Barrons still wasn’t back, which was driving me crazy. I planned to have it out with him the moment he showed up. Knock-down, drag-out, air all the dirty laundry between us. I wanted to know exactly how long I could anticipate him being gone if he got killed again. I was on constant edge, waiting, half afraid he might never come back. I wouldn’t be satisfied that he was really alive until I saw him with my own eyes.
Every time I’d closed my eyes tonight, I slipped into my Cold Place dream. It had been waiting to ambush me the moment I’d relaxed. I’d flipped endless hourglasses of black sand; I’d scoured miles and miles of ice, with increasing urgency, for the beautiful woman; I’d repeatedly fled the winged prince we both feared.
Why did I keep dreaming the damned dream?
Ten minutes ago, when I’d woken from it for the fifth time, I’d been forced to accept that I simply wasn’t going to get any sleep without having it—and that was no sleep at all. The fear and anguish I felt in the dream were so draining that I kept waking up feeling even more exhausted than when I’d closed my eyes.
I stopped pacing and stared at the brick wall.
Now that I knew it was there, I could feel it—the hidden Tabh’r in the brick, the Silver Darroc had carefully camouflaged within the wall catty-corner to the bookstore.
All I had to do was press into it, follow the brick tunnel to the room with the ten mirrors, and pass through the fourth one from the left to get back into the White Mansion. I’d have to hurry, because time passed differently inside the Silvers. I would just take a quick look around. See if there was anything I’d missed the first time.
“Like maybe a portrait of myself hanging on the wall, arm in arm with the Unseelie King,” I muttered.
I closed my eyes. There it was, out in the open. I’d voiced my fear. Now I had to deal with it. It seemed to be the only thing that explained all the loose ends that wouldn’t connect.
Nana had called me Alina.
Ryodan said Isla had only one child (which Rowena confirmed, unless she was lying) and she was dead, and there’d been no “later” for the woman I wanted to believe was my mother.
Nobody knew who my parents were.
Then there was my lifelong feeling of bipolarity, of things repressed just beneath the surface. Memories of another life? When I’d been walking around in the White Mansion with Darroc, it had all been so familiar. I’d recognized things. I’d been there before and not just in my dreams.
Speaking of dreams—how could my slumbering mind conjure up a fourth prince that I’d never seen? How could I have known Cruce had wings?
I could sense the Sinsar Dubh. It kept finding me, liked to play with me. Why? Because in an earlier incarnation—when it had been the Unseelie King, not a book of the banished knowledge—it had loved me? Did I sense it because I’d loved the earlier incarnation of it?

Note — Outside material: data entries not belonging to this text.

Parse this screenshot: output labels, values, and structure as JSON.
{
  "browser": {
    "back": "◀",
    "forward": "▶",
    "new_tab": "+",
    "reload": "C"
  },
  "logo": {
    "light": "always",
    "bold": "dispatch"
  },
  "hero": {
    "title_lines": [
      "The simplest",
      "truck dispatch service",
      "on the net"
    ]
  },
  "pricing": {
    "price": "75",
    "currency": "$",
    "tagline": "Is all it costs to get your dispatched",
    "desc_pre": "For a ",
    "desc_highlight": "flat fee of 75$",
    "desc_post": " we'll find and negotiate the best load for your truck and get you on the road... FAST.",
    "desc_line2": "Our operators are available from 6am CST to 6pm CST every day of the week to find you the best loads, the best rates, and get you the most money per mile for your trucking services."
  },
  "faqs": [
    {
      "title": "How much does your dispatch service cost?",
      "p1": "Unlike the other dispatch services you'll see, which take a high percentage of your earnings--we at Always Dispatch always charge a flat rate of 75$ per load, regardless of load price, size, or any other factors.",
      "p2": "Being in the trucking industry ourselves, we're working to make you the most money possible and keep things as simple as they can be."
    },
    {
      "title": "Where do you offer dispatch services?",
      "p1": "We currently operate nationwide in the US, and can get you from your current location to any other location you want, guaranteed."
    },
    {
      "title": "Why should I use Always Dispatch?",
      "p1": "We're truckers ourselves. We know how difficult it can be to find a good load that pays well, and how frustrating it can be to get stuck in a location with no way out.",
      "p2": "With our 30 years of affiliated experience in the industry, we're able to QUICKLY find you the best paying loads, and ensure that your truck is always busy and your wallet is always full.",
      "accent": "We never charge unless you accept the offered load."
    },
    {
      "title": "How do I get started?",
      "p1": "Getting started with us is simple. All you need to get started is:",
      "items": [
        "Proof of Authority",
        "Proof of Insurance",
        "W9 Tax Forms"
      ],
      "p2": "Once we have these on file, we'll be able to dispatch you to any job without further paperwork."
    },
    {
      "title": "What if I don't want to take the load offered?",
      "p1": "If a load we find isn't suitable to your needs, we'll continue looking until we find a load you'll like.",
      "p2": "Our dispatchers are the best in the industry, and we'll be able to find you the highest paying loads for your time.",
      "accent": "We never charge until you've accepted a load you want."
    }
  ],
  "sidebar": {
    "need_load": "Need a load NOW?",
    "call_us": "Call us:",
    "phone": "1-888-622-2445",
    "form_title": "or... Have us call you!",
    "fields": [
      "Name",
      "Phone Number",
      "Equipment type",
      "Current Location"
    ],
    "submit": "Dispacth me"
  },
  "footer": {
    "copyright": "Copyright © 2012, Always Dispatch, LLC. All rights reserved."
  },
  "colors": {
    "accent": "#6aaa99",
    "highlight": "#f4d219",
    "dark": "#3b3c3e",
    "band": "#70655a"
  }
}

I buried my hands in my hair and tugged, as if the pain might clarify my thoughts or perhaps fortify my will.
See me, Barrons kept saying.
And, more recently, If you can’t face the truth of your reality, you can’t control it.
Ryodan had been right: I was a loose cannon, but not for the reason he thought.
I didn’t know the truth of my reality. And until I did, I was a wild card, something that could flip. The question keeping me awake at night wasn’t whether or not sidhe-seers were an Unseelie caste. That was small compared to my problem. The question that kept me from sleeping was much more alarming.
Impossible as it seemed, was I somehow the Unseelie King’s concubine? Reincarnated and brought back to life in a new body? Fated for her inhuman lover, destined to a tragic cycle of rebirth?
And just what were Barrons and his eight? My ill-fated lover split into nine human vessels? That was a doozy of a thought. No wonder the concubine had found the king insatiable. How could one woman handle nine men?
“What are you doing, Ms. Lane?” As if my thoughts had conjured him, Barrons’ voice slid out of the darkness behind me.
I looked at him. I’d flipped on the exterior lights outside BB&B, powered by the store’s immense generators, but the light was at his back and he was heavily shadowed. Still, I would have known it was him even if I were blind. I could feel him on the air; I could smell him.
He was furious with me. I didn’t care. He was back. He was alive. My heart did a flip-flop. I thrilled to his presence. I would anywhere, anytime, under any circumstances. No matter what he was, what he’d done. Even if he was one-ninth of the Unseelie King who’d begun it all.
“Something’s seriously wrong with me,” I said, half under my breath.